The Scientific Artificial Intelligence Center, or SciAI Center, is being launched with a grant from the Office of Naval Research and is led by Christopher J. Earls, professor of civil and environmental engineering at Cornell Engineering. Co-investigators include Nikolaos Bouklas, assistant professor of mechanical and aerospace engineering at Cornell Engineering; Anil Damle, assistant professor of computer science in the Cornell Ann S. Bowers College of Computing and Information Science; and Alex Townsend, associate professor of mathematics in the College of Arts and Sciences. All of the investigators are field faculty members of the Center for Applied Mathematics.
With the advance of AI systems—built with tangled webs of algorithms and trained on increasingly large sets of data—researchers fear AI's inner workings will provide little insight into its uncanny ability to recognize patterns in data and make scientific predictions. Earls described it as a situation at odds with true scientific discovery.
"Scientific theories are explanatory stories that offer mechanistic insights into how the universe works," Earls said. "These theories offer reasoning behind what has been observed, but also, they predict that which has yet to be observed. Such extrapolatory power is entirely beyond anything standard AI can achieve. Our new center will pioneer radically new AI approaches for scientific discovery."
The SciAI Center will use mathematics as a common language between humans and machines because, Townsend said, math is how scientists have modeled the world for hundreds of years.
"Instead of getting AI to predict the future using data from a physical system, we will get AI to speak in the language of calculus and derive the underlying differential equations that govern a physical system," Townsend said. "We are trying to develop an AI-human collaboration that can become our science teacher, revealing patterns of the natural world."
The SciAI Center will have four intellectual thrusts—scientific data, operator learning, closure models and complex systems. Its three application areas of focus will be materials, turbulence and autonomy.
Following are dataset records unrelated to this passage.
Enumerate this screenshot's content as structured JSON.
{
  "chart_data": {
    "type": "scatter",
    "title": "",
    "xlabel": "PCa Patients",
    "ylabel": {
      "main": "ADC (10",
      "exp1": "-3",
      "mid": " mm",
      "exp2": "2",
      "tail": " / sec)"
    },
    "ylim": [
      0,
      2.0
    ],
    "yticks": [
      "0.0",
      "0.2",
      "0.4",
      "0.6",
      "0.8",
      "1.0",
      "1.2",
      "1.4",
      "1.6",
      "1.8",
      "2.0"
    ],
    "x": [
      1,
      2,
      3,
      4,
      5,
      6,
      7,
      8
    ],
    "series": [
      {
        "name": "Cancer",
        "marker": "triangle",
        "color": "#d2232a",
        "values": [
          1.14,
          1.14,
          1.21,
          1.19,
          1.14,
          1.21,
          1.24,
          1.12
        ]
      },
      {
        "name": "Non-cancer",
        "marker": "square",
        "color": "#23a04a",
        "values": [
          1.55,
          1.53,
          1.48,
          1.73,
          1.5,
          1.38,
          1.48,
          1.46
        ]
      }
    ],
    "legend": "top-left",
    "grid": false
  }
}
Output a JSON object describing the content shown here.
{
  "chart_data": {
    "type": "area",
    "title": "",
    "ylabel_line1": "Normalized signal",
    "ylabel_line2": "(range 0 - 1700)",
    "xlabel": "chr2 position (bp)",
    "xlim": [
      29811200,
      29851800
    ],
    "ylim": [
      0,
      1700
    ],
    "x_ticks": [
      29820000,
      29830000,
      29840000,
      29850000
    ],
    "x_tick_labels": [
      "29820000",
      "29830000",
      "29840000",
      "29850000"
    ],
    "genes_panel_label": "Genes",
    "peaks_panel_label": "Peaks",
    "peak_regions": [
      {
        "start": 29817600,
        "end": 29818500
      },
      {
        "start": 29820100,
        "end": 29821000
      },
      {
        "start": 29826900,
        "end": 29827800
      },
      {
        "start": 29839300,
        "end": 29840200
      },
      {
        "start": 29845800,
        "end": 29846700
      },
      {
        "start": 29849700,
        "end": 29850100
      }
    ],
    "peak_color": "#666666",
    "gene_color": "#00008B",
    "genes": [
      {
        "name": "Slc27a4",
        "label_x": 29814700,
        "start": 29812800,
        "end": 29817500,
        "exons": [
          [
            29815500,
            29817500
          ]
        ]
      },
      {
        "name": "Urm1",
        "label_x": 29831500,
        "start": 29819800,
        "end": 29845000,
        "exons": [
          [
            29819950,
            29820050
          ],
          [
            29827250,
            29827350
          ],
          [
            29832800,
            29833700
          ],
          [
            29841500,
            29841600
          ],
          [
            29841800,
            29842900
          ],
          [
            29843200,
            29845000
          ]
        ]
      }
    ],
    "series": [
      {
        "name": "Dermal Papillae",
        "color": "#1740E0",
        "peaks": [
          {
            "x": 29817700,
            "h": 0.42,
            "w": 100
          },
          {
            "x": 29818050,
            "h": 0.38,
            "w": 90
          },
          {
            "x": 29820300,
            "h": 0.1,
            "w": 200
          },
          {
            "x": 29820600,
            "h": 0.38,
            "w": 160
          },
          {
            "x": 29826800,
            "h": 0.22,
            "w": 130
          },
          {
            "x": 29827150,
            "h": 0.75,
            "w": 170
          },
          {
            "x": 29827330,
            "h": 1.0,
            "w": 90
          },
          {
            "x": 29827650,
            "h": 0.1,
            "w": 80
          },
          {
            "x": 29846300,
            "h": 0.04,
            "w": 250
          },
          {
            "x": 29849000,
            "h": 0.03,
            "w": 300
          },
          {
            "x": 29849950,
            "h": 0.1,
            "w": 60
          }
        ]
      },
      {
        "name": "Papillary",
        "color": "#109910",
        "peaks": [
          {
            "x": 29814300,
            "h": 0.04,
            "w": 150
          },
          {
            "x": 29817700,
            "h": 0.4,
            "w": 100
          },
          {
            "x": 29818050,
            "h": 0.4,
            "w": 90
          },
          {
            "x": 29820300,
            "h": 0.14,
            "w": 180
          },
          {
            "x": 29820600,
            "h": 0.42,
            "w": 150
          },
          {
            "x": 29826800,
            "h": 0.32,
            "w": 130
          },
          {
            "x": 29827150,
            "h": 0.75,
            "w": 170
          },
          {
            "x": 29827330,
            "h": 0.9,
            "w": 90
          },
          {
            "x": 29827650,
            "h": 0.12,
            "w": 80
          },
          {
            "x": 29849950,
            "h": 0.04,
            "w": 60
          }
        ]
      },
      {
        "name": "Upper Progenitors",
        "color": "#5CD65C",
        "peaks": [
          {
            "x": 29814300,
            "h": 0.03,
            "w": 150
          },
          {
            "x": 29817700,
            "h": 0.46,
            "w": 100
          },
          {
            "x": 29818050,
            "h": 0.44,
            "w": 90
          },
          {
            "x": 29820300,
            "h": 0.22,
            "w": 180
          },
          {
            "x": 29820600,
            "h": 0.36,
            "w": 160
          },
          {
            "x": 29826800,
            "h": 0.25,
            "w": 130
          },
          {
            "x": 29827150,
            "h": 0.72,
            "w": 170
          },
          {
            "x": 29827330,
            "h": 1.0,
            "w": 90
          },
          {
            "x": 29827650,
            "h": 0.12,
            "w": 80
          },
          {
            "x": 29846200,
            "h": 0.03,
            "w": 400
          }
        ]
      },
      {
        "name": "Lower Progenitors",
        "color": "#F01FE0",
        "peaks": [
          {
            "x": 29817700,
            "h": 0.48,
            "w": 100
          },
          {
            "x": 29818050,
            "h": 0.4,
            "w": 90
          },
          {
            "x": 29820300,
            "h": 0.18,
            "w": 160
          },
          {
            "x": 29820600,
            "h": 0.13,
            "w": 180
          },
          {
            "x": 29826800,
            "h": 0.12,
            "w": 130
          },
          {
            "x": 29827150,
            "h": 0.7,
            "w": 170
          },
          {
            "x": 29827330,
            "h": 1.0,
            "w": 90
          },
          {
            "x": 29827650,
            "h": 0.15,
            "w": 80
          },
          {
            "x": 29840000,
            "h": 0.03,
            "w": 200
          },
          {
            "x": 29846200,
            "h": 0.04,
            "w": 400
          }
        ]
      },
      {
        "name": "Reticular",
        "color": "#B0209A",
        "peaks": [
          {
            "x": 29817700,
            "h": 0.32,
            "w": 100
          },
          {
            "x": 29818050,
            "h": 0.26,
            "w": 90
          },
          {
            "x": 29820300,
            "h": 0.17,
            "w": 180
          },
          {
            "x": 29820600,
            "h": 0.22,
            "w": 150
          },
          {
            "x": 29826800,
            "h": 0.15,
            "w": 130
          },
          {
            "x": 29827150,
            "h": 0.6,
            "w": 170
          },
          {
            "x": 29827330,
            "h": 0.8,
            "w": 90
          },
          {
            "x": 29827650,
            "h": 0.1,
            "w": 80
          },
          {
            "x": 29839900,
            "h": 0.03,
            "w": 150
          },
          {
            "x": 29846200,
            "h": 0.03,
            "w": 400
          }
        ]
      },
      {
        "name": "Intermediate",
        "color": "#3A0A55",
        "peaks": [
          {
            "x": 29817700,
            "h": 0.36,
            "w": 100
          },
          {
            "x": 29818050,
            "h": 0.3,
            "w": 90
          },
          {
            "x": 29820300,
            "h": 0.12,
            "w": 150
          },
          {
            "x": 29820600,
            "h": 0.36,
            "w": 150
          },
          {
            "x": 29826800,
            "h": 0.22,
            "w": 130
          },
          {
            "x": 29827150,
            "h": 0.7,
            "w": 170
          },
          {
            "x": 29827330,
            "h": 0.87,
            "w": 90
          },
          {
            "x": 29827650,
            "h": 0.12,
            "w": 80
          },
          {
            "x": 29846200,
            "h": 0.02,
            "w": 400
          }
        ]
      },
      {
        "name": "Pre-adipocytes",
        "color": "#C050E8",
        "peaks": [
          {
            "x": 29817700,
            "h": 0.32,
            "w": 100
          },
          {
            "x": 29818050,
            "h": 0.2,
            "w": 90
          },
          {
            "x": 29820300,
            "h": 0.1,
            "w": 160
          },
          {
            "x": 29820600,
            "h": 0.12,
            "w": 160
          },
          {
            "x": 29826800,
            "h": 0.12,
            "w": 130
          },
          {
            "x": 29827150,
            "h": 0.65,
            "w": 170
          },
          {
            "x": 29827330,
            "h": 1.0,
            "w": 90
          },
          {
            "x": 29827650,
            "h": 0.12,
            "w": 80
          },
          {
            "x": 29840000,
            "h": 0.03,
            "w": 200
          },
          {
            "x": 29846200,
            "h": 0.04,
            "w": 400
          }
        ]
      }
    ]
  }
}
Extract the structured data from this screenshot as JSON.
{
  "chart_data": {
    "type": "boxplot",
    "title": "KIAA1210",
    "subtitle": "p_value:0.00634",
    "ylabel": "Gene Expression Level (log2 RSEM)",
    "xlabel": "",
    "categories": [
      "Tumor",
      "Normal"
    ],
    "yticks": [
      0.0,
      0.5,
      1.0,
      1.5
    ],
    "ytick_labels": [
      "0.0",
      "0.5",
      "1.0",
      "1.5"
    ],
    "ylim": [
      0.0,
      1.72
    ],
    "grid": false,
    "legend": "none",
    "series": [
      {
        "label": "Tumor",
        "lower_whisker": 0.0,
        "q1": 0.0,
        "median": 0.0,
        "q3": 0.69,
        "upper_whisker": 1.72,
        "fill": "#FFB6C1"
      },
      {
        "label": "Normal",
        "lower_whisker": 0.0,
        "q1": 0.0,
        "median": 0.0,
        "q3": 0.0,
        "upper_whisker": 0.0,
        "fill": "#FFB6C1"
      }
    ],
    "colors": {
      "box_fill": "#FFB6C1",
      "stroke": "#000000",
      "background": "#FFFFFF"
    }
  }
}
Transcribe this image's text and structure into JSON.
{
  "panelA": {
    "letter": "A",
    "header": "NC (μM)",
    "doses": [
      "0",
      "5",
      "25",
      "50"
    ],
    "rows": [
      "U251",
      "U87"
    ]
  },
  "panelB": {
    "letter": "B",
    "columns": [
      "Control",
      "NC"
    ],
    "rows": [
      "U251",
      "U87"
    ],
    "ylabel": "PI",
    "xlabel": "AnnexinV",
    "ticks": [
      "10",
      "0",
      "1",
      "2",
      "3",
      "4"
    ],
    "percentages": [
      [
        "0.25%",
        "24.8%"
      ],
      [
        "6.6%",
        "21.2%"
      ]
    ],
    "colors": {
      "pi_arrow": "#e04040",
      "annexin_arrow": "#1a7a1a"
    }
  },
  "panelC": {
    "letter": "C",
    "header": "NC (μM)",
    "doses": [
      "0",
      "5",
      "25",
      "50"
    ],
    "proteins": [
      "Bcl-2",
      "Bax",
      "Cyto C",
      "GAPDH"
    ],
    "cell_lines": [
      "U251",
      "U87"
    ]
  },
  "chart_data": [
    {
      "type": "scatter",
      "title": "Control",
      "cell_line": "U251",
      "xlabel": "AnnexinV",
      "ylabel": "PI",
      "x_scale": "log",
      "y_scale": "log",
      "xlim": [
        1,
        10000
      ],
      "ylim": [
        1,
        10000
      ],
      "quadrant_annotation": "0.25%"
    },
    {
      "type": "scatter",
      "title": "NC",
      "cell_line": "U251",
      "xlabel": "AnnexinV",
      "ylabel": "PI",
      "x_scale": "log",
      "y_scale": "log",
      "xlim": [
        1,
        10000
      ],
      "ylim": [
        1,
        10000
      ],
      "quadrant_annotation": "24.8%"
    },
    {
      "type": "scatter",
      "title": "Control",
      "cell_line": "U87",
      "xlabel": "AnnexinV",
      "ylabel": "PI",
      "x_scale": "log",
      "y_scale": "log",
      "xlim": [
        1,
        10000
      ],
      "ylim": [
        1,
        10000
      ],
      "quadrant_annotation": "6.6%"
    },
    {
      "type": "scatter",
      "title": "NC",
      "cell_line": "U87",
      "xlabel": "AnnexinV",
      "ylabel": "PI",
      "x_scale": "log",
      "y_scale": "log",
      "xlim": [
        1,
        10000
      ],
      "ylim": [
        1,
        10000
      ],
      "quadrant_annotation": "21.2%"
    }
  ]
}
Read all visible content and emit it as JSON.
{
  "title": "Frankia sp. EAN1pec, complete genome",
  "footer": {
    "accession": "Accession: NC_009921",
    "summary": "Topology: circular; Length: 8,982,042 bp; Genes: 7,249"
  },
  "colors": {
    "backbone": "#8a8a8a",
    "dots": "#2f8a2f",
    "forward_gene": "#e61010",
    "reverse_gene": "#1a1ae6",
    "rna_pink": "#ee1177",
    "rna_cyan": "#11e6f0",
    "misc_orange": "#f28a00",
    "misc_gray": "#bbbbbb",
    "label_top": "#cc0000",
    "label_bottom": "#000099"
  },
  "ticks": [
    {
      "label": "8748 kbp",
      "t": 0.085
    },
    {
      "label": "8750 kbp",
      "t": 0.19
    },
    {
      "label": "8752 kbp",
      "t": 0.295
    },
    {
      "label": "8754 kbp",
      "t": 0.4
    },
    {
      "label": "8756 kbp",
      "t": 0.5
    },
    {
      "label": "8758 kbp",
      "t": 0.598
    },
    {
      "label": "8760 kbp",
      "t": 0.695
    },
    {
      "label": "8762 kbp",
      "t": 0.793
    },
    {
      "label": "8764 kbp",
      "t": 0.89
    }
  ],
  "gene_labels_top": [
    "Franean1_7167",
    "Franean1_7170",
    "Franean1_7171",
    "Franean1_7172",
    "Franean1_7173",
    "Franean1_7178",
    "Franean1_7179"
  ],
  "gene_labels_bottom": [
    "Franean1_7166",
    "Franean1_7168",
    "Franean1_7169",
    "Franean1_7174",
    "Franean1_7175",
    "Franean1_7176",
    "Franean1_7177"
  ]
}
"By blending machine learning techniques with physics-informed algorithms, we can accelerate computational methods to aid in the understanding of materials and molecular systems," said Damle, who added that Cornell's fostering of interdisciplinary research makes it a natural home for such a center, enabling researchers from a broad set of areas to contribute.
Aside from its research goals, the center will be committed to helping populations underrepresented in science and engineering gain access to emerging AI tools through a series of student pathway programs that prepare young researchers to work in new industries.
Other institutions participating include the United States Naval Academy; the University of California, Santa Cruz; the California Institute of Technology; the University of Cambridge; Brown University; the University of California, Berkeley; and Integer Technologies.